On appeal from a judgment convicting him upon his plea of guilty of one count of robbery in the first degree (Penal Law § 160.15 ), defendant contends that his plea was not knowingly, intelligently and voluntarily entered and thus that Supreme Court erred in denying his motion to withdraw the plea. We reject that contention. "Permission to withdraw a guilty plea rests solely within the court's discretion . . ., and refusal to permit withdrawal does not constitute an abuse of that discretion unless there is some evidence of innocence, fraud, or mistake in inducing the plea" (People v Robertson, 255 AD2d 968, lv denied 92 NY2d 1053). During the plea colloquy, defendant admitted forcibly stealing the victim's property while his accomplice displayed a firearm, and he acknowledged that he discussed the plea with defense counsel and understood the plea proceedings. Defendant's contention that he was pressured into accepting the plea is belied by his statements during the plea proceedings (see People v Beaty, 303 AD2d 965, lv denied 100 NY2d 559). In addition, defendant's conclusory and unsubstantiated claim of innocence is belied by his admissions during the plea colloquy (see People v Wright, 66 AD3d 1334, lv denied 13 NY3d 912), and his claim that he was under "duress" and has no recollection of the plea do not require vacatur of the plea (see People v Alexander, 97 NY2d 482, 486). Thus, we conclude that defendant's plea was knowingly, intelligently and voluntarily entered (see generally People v Singletary, 51 AD3d 1334, lv denied 11 NY3d 741).

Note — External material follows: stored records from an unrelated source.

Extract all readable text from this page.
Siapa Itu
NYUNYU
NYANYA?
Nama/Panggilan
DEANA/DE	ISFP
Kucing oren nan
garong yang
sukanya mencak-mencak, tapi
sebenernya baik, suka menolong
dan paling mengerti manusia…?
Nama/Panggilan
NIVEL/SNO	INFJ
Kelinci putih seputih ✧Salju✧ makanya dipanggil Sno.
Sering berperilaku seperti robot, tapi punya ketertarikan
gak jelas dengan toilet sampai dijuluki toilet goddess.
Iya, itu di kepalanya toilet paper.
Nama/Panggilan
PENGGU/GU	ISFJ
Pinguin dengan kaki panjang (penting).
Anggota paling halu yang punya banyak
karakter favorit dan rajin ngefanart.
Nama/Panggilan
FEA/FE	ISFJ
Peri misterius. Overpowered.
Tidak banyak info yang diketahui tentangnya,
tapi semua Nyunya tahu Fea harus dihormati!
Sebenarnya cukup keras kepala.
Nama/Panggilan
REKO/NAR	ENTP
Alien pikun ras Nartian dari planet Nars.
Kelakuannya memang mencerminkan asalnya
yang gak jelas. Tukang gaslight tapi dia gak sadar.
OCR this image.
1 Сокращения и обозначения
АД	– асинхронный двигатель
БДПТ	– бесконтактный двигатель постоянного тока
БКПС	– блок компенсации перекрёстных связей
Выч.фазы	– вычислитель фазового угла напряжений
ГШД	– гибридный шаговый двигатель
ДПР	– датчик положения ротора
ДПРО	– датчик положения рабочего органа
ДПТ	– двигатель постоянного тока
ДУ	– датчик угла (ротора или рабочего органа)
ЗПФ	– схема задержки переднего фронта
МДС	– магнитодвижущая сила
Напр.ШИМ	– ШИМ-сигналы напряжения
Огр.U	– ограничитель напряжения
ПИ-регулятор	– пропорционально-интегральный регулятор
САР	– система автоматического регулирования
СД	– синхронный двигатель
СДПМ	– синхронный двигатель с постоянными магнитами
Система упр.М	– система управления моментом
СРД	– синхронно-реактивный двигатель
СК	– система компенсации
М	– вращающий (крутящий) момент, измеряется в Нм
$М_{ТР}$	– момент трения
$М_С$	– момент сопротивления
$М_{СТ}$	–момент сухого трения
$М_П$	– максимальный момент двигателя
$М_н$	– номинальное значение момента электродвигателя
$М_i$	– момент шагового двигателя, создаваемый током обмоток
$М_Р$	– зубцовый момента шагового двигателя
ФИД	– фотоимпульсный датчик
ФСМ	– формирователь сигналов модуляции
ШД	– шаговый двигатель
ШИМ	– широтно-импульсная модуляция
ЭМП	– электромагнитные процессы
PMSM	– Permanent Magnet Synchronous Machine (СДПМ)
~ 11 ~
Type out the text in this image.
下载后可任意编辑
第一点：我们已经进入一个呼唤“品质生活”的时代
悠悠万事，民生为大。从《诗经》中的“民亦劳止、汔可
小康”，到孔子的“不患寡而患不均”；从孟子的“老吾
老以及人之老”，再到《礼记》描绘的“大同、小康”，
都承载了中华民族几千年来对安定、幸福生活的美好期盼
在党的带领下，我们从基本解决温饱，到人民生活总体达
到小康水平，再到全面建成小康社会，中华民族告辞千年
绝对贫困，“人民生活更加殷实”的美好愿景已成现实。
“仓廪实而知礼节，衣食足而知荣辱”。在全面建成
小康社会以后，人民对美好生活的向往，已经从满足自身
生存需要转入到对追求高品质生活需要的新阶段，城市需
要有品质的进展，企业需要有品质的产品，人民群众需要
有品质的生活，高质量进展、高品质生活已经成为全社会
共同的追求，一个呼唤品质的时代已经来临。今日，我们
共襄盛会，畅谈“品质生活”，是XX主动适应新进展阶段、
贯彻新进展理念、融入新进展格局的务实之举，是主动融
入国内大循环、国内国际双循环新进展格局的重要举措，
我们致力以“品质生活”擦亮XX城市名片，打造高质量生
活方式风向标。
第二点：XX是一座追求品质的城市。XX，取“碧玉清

We reject defendant's further contention that he was denied effective assistance of counsel. Defendant's contention "survives his guilty plea only to the extent that defendant contends that his plea was infected by the alleged ineffective assistance" (People v Nieves, 299 AD2d 888, 889, lv denied 99 NY2d 631). "In the context of a guilty plea, a defendant has been afforded meaningful representation when he or she receives an advantageous plea and nothing in the record casts doubt on the apparent effectiveness of [defense] counsel" (People v Ford, 86 NY2d 397, 404), and that is the case here (see People v Balanean, 55 AD3d 1353, lv denied 11 NY3d 895). "To the extent that defendant contends that defense counsel was ineffective because he coerced defendant into pleading guilty, that contention is belied by defendant's statement during the plea colloquy that the plea was not the result of any threats, pressure or coercion" (People v Campbell, 62 AD3d 1265, 1266, lv denied 13 NY3d 795).